The development of revolutionary ideas about religion, feminism, anti-racism, prison abolition, novel writing, transcendentalism and music is explored in considerable depth. It’s interrogated in a chapter entitled All Shall be Thrown Down, which for me demonstrates the possibilities of resistance to the slaveholders by any means necessary. The echoes are felt in the modern day United States and elsewhere, including here in Britain. For instance, the influence struggle against slavery can be felt through the Black Lives Matter movement and the Civil Rights struggles that have preceded it.

Olsavsky’s impressive research draws out differences between abolitionists—who advocated for no further extension to slavery—and those who campaigned for it to be ended immediately. He also shows that where there were differences of philosophy they did not necessarily interfere with the collaboration between the Vigilance Committee networks and the Underground Railroad.

The Vigilance Committees worked with anti-slavery societies. But they went further in advocating armed self-defence and insurrection against the slaveholders. One notable occasion is the raid on Harper’s Ferry in 1859 led by John Brown, a revolutionary act which was a contributory factor to the American Civil War.
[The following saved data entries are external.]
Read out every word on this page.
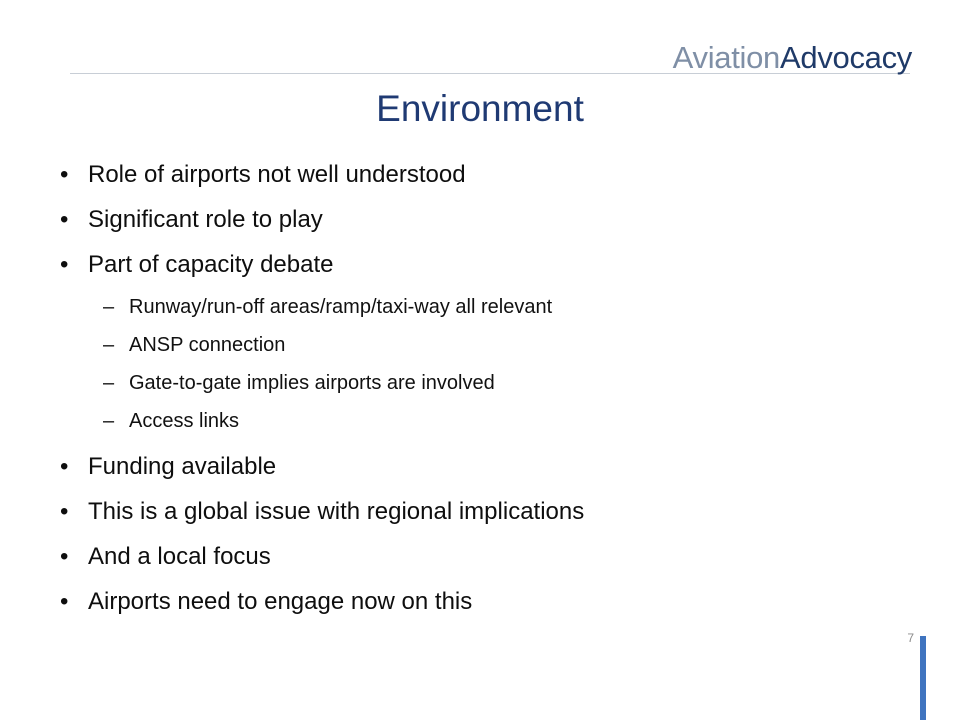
AviationAdvocacy
Environment
• Role of airports not well understood
• Significant role to play
• Part of capacity debate
– Runway/run-off areas/ramp/taxi-way all relevant
– ANSP connection
– Gate-to-gate implies airports are involved
– Access links
• Funding available
• This is a global issue with regional implications
• And a local focus
• Airports need to engage now on this
7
It’s clearly a highly researched narrative that sheds light on the actions and activity of creative individuals, both women and men. Their courage clearly influenced the struggle against the “prison house” of slavery.

Yet paradoxically they have been sidelined by the powers who benefit from those who continue to exploit labour in the pursuit of profit in the contemporary world. That is why The Most Absolute Abolition is an invaluable resource for understanding the history of revolutionary struggle.